The film demonstrates how Marcel navigates the world. It’s with a lot of persistence and no small amount of ingenuity. The small shell lives with his grandmother Connie in a short term rental home, so they’re often all alone. Marcel zooms around the house in a tennis ball, which he calls a rover. He rigs a rope to a stand mixer and runs it to the persimmon tree outside. Then he flips the appliance on in order to shake fruit from the branches. His grandmother gardens.
They’ve learned to survive in a house built for much larger inhabitants. But it wasn’t always just them. The crux of Marcel the Shell with Shoes On‘s story centers on Marcel and Connie’s missing family. They all disappeared one night when one of the home’s owners moved out. And that’s just part of what Marcel carries. Fleischer-Camp says there’s an inherent heartbreak about Marcel. Like Marcel says, he’ll never have a dog. Instead he has a piece of lint on a “leash.”
The documentary expands Marcel’s story beyond the 2010 YouTube short that made the shell a star. Marcel co-creator Fleischer-Camp worked with Jenny Slate on those early videos. Then he developed the movie with Slate and Nick Paley. It was a seven year process. “I always feel protective of him. I guess, now that we’ve made the film, I can relax a little bit,” Fleischer-Camp says. “But when we first made the short, I was, at the time, pretty broke taking, like, really horrible editing gigs. And when the short sort of took off on the internet, we got all these like big studio meetings where people suggested we partner with John Cena or whoever. It was really hard to say no to that opportunity at the time because we didn’t know that we’d even find financing to make an independent version of Marcel.”
He adds, “You just feel it in the pit of your stomach. This could be dangerous. They could take the stuff that’s secondarily great about him, like he’s cute or whatever, and really just make the wrong kind of movie with it.”
But instead, Fleischer-Camp and his cohorts got to tell the Marcel story they wanted to tell. They had the chance to expand Marcel’s history and voice into a feature. Fleischer-Camp relates that he and Paley have a more sit down and write process, and that Slate is an “extemporaneous genius.” By the time they started working on the film, though, Fleischer-Camp and Slate had lived with the character for five years.
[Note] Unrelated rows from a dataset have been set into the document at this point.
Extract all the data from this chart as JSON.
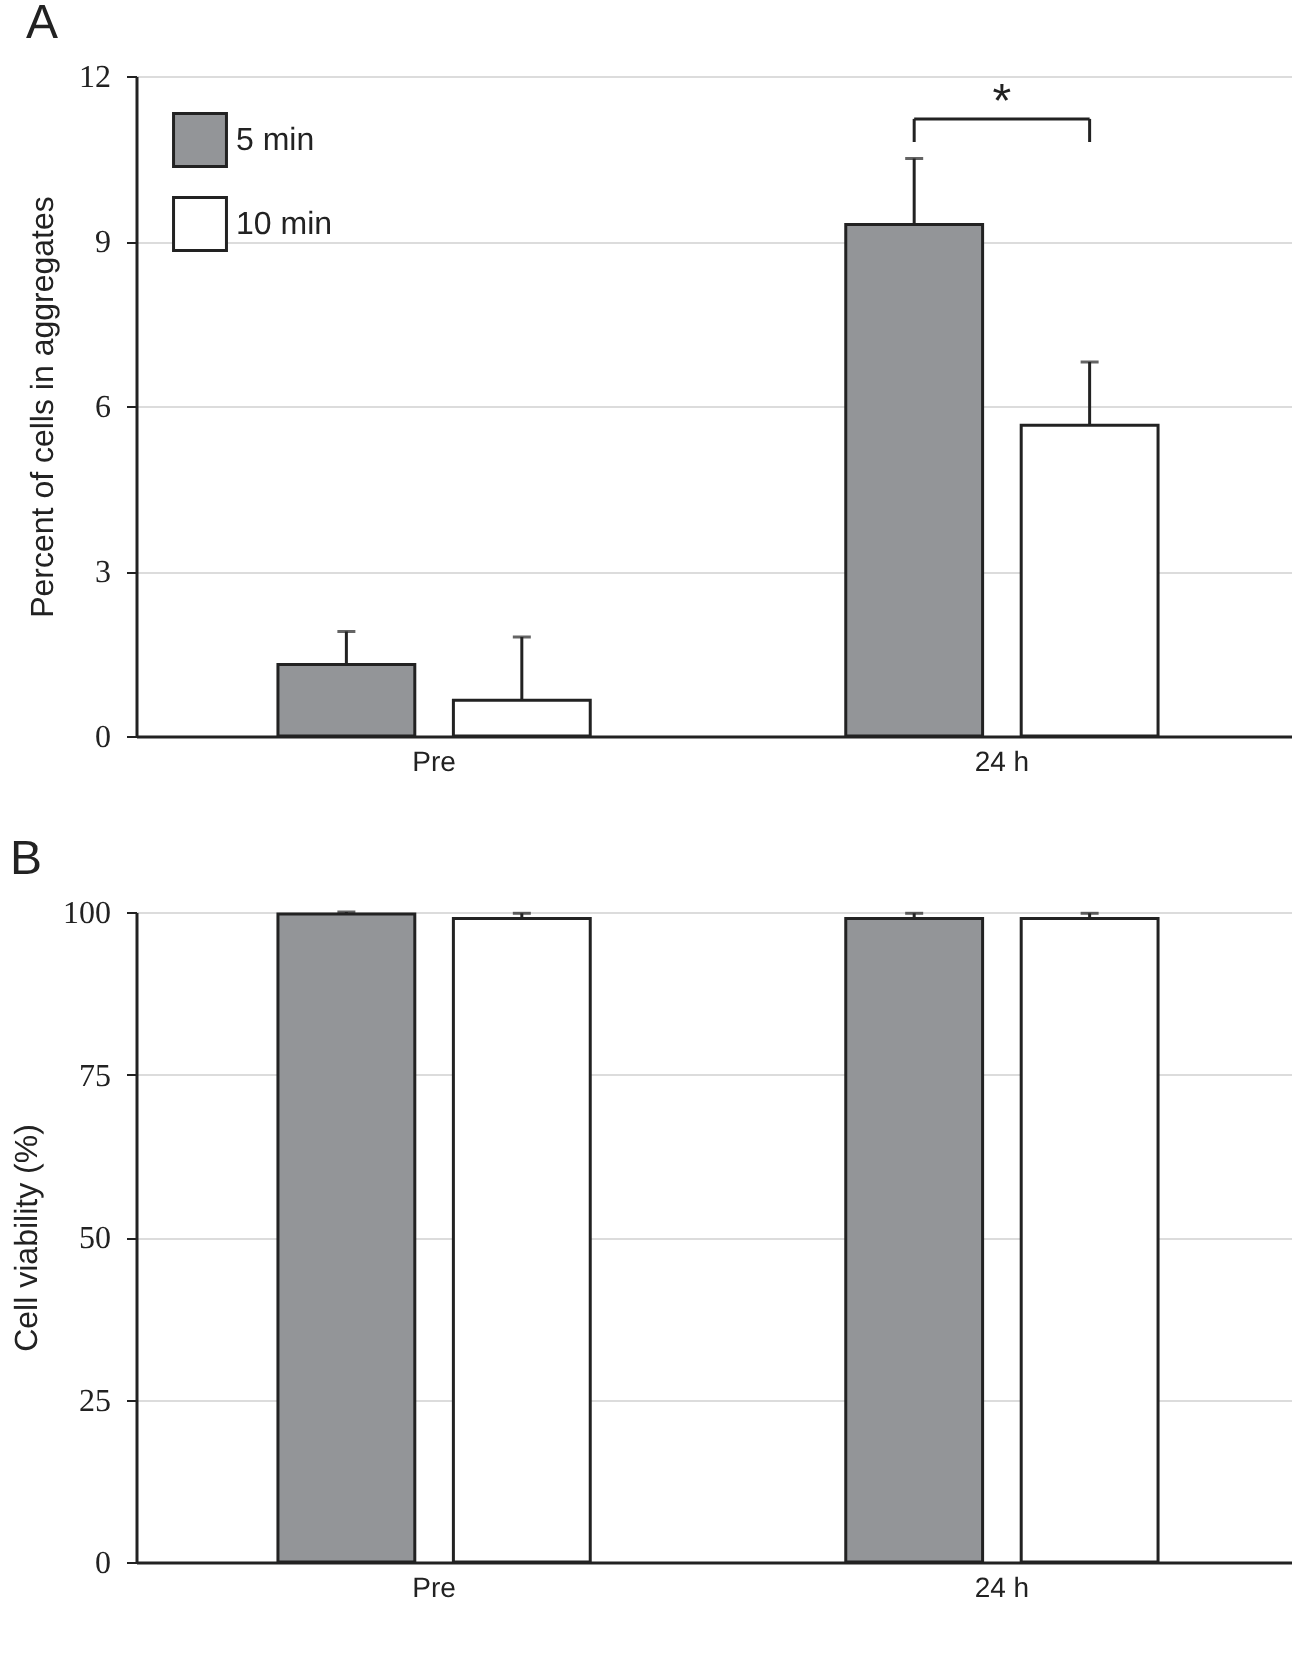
{
  "chart_data": [
    {
      "type": "bar",
      "title": "A",
      "ylabel": "Percent of cells in aggregates",
      "categories": [
        "Pre",
        "24 h"
      ],
      "ylim": [
        0,
        12
      ],
      "yticks": [
        0,
        3,
        6,
        9,
        12
      ],
      "grid": "y",
      "legend": "top left",
      "series": [
        {
          "name": "5 min",
          "color": "#939598",
          "values": [
            1.3,
            9.3
          ],
          "errors": [
            [
              1.3,
              1.9
            ],
            [
              9.3,
              10.5
            ]
          ]
        },
        {
          "name": "10 min",
          "color": "#ffffff",
          "values": [
            0.65,
            5.65
          ],
          "errors": [
            [
              0.65,
              1.8
            ],
            [
              5.65,
              6.8
            ]
          ]
        }
      ],
      "annotations": [
        "*"
      ]
    },
    {
      "type": "bar",
      "title": "B",
      "ylabel": "Cell viability (%)",
      "categories": [
        "Pre",
        "24 h"
      ],
      "ylim": [
        0,
        100
      ],
      "yticks": [
        0,
        25,
        50,
        75,
        100
      ],
      "grid": "y",
      "series": [
        {
          "color": "#939598",
          "values": [
            99.7,
            99
          ],
          "errors": [
            0.3,
            0.8
          ]
        },
        {
          "color": "#ffffff",
          "values": [
            99,
            99
          ],
          "errors": [
            0.8,
            0.8
          ]
        }
      ]
    }
  ]
}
They knew Marcel well enough to know he could drop these profound observations out of nowhere.
Fleischer-Camp explains, “We knew that a real sweet spot, or strength, of the character was that he’s able to make you see your world in a new way because he is viewing it that way all the time. He’s making do in a world that wasn’t made for him. So it’s sort of inspiring that something that has much larger disadvantages than you is so self-possessed and confident and tackles all of those obstacles with total positivity. It’s not total positivity, actually. Sometimes he’s in a funk. Sometimes he’s pissed off. He’s like all of us in that way. But I don’t think he often takes it personally that he’s so small in this big world, and I always found that very inspiring about him.”
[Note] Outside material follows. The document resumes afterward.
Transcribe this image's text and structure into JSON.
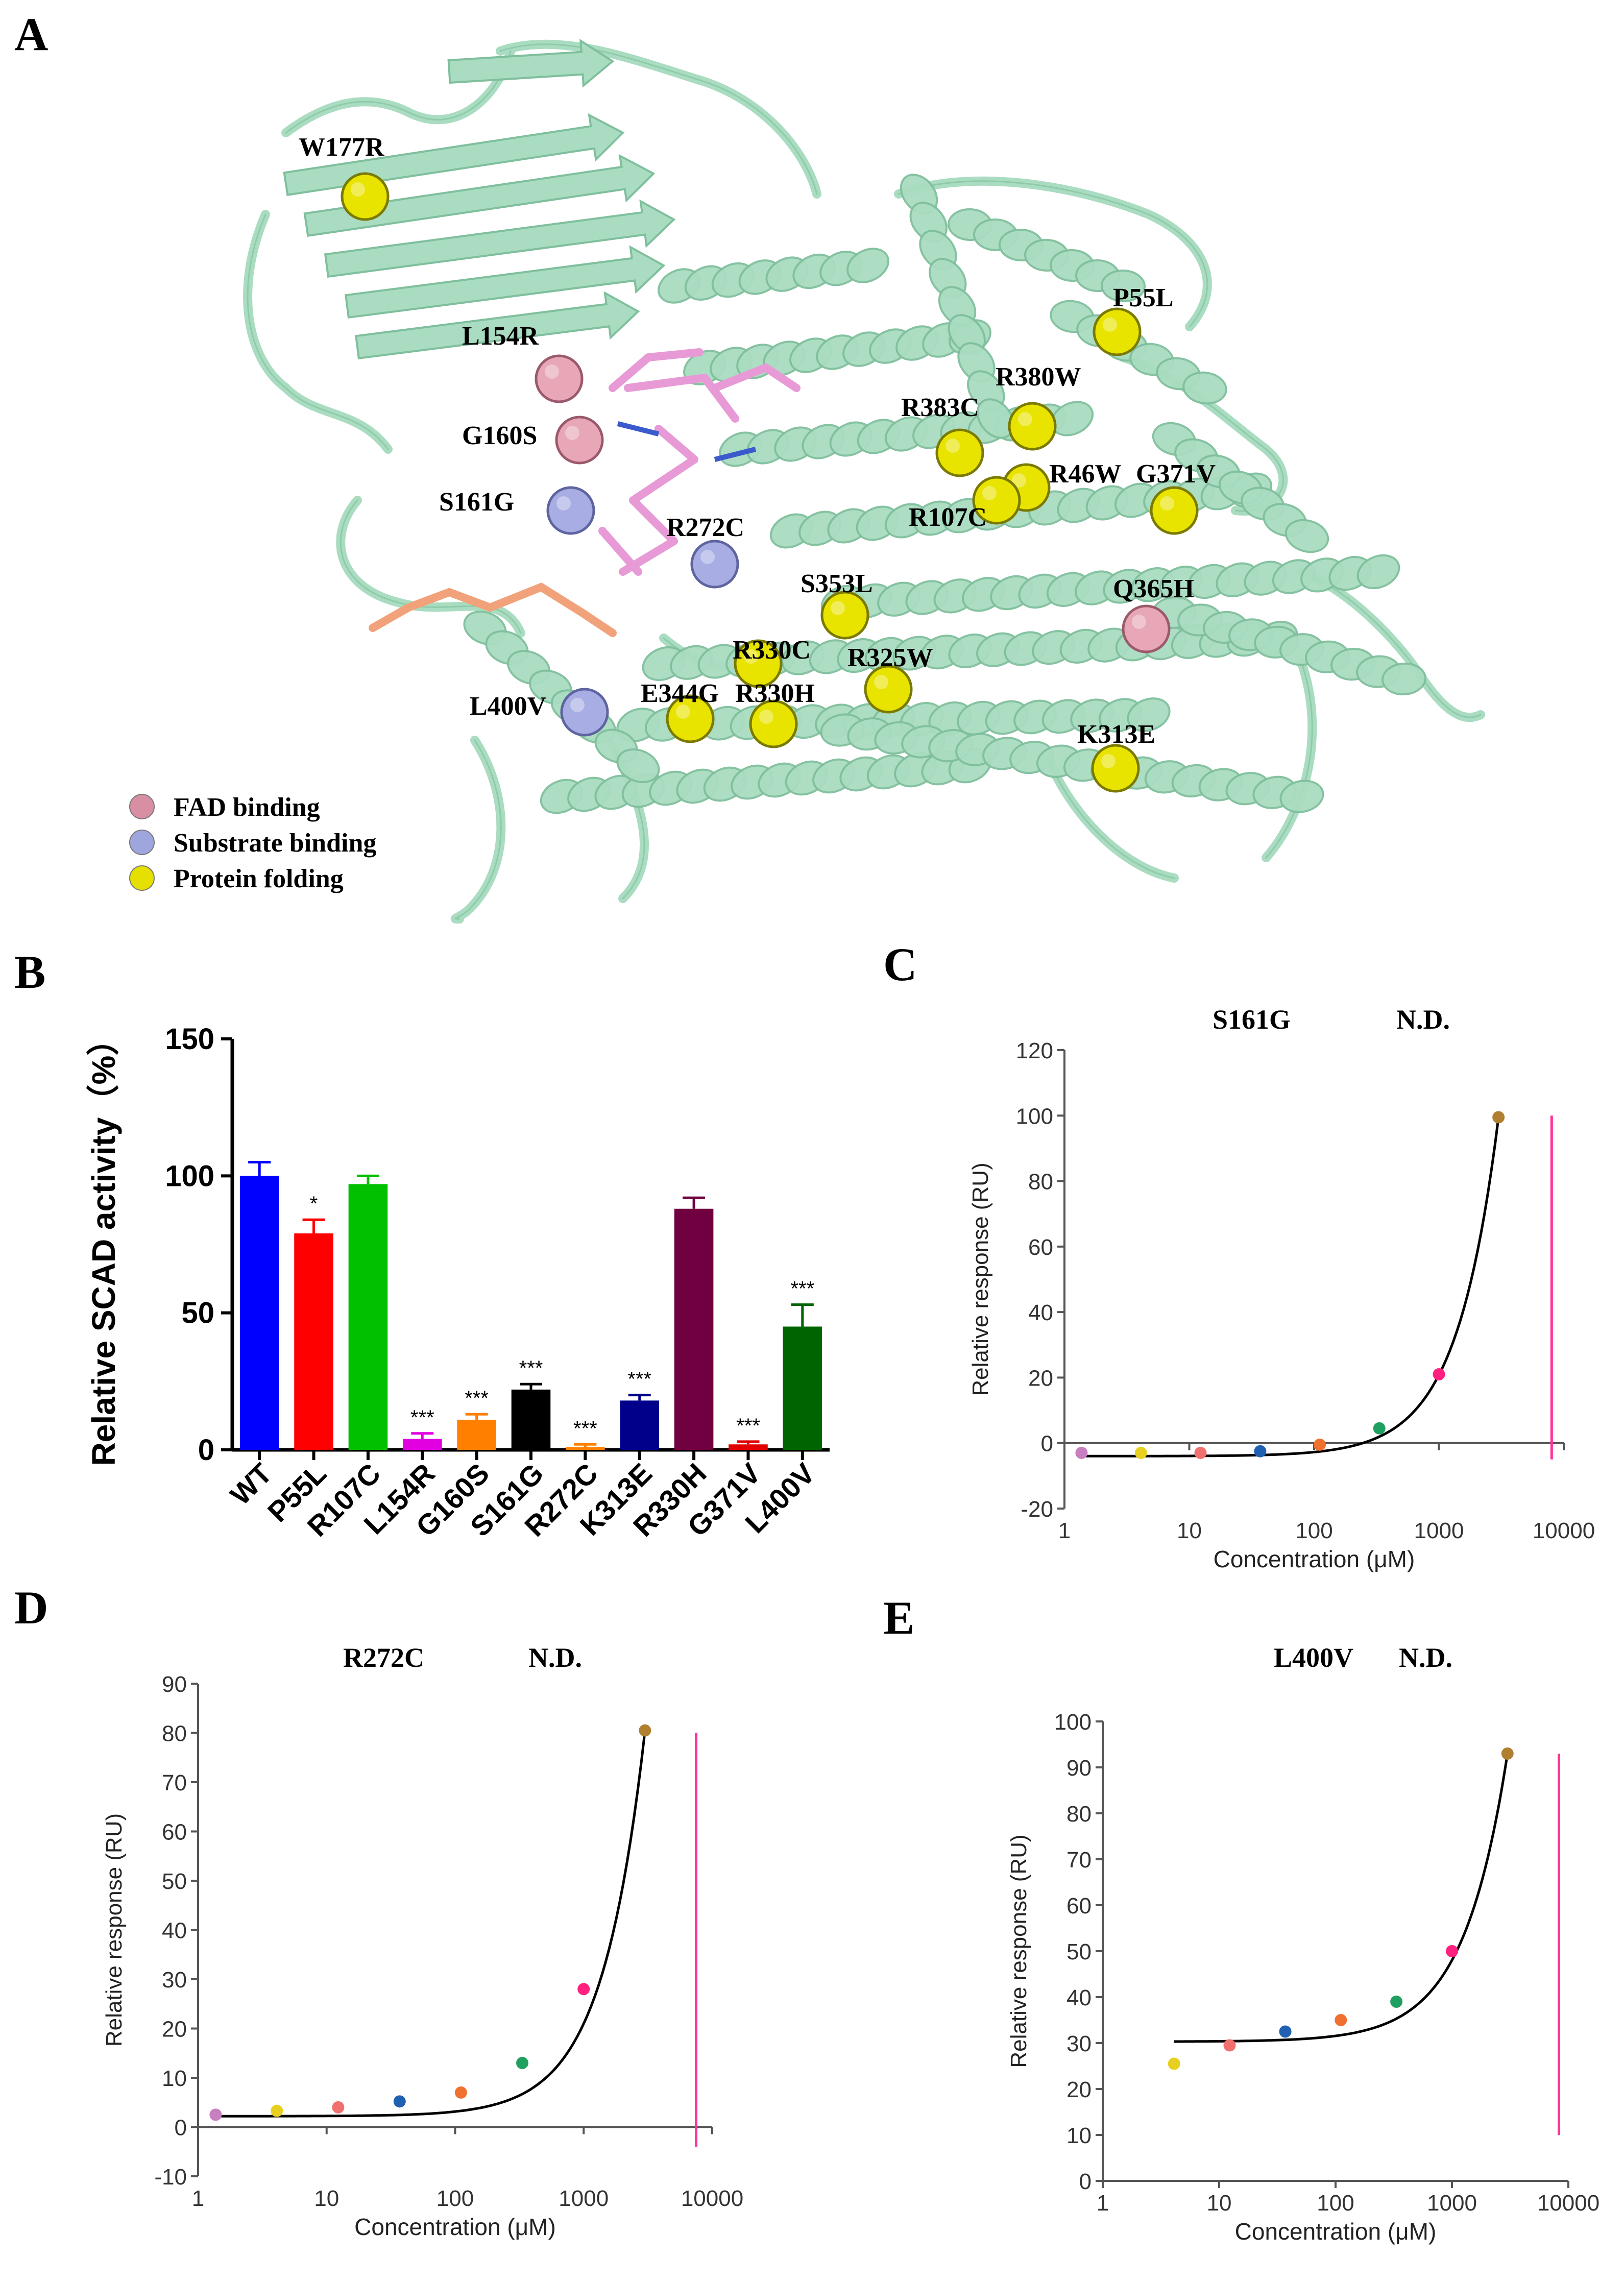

A lot can change in seven years. Marcel matured. Fleischer-Camp grew. He notes, “What’s in the film that I feel proud about emotionally is the perspective on grief and loss that I have now, which I think is reflected in the film. What I was hoping to express with the movie, in a really macro way, is that grief and loss are part of life. You can’t really enjoy the happiness or the real nectar of life if you haven’t really sat, in a defenseless helpless way, in the hurt of life. And that’s also mirrored by nature and just the cycle of life and death. There’s no growth that happens in nature or in life that doesn’t kind of grow out of the enriched soil of something that was lost.”
Marcel the Shell with Shoes On is in theaters now.